The War on Higher Education | History News Network

The War on Higher Education | History News Network

‎"Public universities seeking greater autonomy have cited the need for greater “flexibility.” But the combination of union-busting and the semi-privatization of “entrepreneurial” public universities creates the probability of creating institutions with little academic integrity."
John T. McNay is a Professor of History at the University of Cincinnati--UC Blue Ash. This is an updated version of a piece that appeared in the September 2011 issue of Passport, the newsletter of The Society of Historians of American Foreign Relations. Dr. McNay is a member of that organization.

“Republicans in Wisconsin,” Cronon wrote in his op-ed. in the New York Times on March 21, “are seeking to reverse civic traditions that for more than a century have been among the most celebrated achievements not just of their state, but of their own party as well.”

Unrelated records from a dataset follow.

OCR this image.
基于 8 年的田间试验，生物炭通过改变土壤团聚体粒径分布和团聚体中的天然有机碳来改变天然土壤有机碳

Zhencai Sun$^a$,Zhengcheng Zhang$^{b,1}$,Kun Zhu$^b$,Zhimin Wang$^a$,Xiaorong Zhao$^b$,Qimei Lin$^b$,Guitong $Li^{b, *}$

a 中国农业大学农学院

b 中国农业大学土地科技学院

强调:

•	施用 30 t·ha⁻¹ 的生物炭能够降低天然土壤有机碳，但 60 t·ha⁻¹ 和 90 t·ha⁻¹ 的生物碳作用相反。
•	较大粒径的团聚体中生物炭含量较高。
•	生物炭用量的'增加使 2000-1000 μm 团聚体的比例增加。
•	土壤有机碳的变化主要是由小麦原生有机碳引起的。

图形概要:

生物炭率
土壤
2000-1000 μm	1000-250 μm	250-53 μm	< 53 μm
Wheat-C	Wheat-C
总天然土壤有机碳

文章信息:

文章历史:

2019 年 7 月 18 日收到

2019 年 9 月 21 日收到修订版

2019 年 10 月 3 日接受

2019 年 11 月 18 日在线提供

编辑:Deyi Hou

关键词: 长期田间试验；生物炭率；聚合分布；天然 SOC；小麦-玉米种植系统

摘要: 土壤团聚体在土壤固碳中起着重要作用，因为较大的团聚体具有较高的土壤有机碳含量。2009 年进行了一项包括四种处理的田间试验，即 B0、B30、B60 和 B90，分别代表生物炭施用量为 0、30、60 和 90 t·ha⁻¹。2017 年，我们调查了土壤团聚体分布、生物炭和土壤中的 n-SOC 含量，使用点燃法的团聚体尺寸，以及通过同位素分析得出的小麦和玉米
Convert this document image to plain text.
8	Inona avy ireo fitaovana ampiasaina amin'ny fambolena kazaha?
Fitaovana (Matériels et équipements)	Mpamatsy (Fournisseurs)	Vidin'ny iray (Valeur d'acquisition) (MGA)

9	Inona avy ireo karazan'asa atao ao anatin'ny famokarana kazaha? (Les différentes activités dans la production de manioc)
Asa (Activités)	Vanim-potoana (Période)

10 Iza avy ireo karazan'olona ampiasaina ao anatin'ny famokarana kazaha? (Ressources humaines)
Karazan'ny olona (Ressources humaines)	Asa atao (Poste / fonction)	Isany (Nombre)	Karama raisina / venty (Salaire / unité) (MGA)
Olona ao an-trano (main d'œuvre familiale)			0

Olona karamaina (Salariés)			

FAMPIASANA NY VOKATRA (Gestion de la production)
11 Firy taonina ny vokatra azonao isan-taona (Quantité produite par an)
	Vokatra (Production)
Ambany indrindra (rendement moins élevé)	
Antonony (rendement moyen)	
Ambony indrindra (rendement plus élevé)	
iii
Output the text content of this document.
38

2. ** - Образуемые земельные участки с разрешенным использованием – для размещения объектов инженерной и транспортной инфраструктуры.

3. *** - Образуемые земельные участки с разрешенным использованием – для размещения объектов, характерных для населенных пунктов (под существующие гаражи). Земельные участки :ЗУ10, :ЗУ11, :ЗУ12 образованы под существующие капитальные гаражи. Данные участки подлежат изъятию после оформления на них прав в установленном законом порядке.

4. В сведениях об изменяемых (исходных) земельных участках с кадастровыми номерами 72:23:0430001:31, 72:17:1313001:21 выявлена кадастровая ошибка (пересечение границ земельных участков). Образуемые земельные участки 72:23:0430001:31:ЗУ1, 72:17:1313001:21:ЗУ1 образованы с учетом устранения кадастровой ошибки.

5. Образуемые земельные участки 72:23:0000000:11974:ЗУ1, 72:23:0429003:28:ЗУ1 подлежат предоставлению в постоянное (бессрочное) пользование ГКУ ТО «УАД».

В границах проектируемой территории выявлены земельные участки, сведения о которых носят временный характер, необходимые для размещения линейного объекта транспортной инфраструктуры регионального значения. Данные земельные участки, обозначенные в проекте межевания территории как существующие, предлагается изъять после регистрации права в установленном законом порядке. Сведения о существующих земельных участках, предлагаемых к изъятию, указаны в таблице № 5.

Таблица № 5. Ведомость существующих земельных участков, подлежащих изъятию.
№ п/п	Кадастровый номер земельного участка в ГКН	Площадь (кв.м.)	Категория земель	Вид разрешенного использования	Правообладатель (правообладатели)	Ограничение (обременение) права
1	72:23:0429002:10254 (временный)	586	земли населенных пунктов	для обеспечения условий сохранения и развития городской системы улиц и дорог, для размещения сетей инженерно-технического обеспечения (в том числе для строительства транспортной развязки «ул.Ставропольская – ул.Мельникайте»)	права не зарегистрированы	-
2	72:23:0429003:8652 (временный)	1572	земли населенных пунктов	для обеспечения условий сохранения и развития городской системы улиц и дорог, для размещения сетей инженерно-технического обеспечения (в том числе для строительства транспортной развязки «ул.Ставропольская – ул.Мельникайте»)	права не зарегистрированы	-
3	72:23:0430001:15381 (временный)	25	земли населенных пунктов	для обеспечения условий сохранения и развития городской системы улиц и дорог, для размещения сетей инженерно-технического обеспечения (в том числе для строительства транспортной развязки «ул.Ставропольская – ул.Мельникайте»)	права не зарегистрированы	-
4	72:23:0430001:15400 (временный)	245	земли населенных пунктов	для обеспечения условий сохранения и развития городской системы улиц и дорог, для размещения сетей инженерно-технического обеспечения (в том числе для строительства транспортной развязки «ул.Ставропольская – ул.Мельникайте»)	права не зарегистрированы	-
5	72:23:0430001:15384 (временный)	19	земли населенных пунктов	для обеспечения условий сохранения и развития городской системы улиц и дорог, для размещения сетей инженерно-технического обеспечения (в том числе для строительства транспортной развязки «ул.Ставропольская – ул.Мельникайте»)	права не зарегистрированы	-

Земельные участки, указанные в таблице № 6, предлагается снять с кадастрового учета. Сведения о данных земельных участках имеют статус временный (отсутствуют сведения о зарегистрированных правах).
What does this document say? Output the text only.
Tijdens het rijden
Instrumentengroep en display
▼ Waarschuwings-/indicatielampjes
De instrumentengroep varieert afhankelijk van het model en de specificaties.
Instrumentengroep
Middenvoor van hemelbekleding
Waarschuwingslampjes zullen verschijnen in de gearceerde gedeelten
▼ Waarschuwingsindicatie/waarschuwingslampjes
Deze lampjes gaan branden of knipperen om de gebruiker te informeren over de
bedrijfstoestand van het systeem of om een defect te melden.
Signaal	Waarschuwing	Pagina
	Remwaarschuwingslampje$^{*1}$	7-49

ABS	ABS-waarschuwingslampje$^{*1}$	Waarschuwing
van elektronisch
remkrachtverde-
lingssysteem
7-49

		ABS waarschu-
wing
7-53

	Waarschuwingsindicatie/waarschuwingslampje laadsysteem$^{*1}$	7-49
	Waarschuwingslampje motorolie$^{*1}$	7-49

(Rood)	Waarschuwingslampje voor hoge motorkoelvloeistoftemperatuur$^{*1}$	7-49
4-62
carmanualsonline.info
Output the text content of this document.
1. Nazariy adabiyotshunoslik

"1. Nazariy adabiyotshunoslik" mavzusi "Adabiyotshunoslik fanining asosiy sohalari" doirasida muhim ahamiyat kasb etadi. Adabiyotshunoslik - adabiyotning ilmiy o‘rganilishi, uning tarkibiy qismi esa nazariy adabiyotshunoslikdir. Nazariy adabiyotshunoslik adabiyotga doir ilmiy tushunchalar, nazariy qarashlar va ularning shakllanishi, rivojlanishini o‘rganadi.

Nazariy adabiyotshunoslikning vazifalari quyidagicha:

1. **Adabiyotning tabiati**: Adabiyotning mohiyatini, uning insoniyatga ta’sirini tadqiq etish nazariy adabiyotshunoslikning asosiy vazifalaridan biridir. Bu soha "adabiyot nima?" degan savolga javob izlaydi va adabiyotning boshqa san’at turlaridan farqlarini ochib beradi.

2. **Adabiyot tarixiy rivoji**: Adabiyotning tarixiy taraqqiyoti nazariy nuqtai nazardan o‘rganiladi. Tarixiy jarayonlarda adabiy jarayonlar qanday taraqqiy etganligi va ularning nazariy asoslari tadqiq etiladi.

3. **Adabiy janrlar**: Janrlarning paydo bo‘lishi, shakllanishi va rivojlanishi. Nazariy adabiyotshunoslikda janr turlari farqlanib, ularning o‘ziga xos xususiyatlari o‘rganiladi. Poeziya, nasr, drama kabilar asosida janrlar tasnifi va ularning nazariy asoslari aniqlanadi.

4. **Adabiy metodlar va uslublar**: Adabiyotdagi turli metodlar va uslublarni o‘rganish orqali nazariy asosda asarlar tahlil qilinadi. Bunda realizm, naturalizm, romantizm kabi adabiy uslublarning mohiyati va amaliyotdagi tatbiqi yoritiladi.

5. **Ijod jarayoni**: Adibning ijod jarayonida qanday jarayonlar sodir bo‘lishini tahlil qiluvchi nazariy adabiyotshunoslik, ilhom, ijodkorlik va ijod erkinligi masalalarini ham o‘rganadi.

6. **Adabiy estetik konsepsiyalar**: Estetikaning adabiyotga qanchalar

While not all states have the strong traditions that Wisconsin does, the civic traditions in many states are being challenged by the new and radical legislation being introduced. Much of it, as Cronon reports, is not home-grown legislation but part of boilerplate legislation developed by ALEC. The organization’s strategy is that by introducing these radical bills across the nation at the state level in a shotgun approach, they will make progress in reaching their goals incrementally. The organization notes that only 12 to 15 percent of the hundreds of bills introduced in state legislatures each year pass into law but over time, these laws promise to have a huge impact.

Further, using a political strategy that writer Naomi Klein has recently dubbed a “shock and awe,” the proponents of this legislation have often been part of creating conditions in which they use the pressure of a crisis atmosphere to push through their “reforms.” In Wisconsin, for example, Scott Walker was elected with a surplus but quickly funded several new conservative projects and thereby helped bring about a budget crisis. Similarly, at least half of Ohio’s $8 billion deficit was generated by sweeping tax cuts, including a 21 percent reduction in the state’s progressive income tax."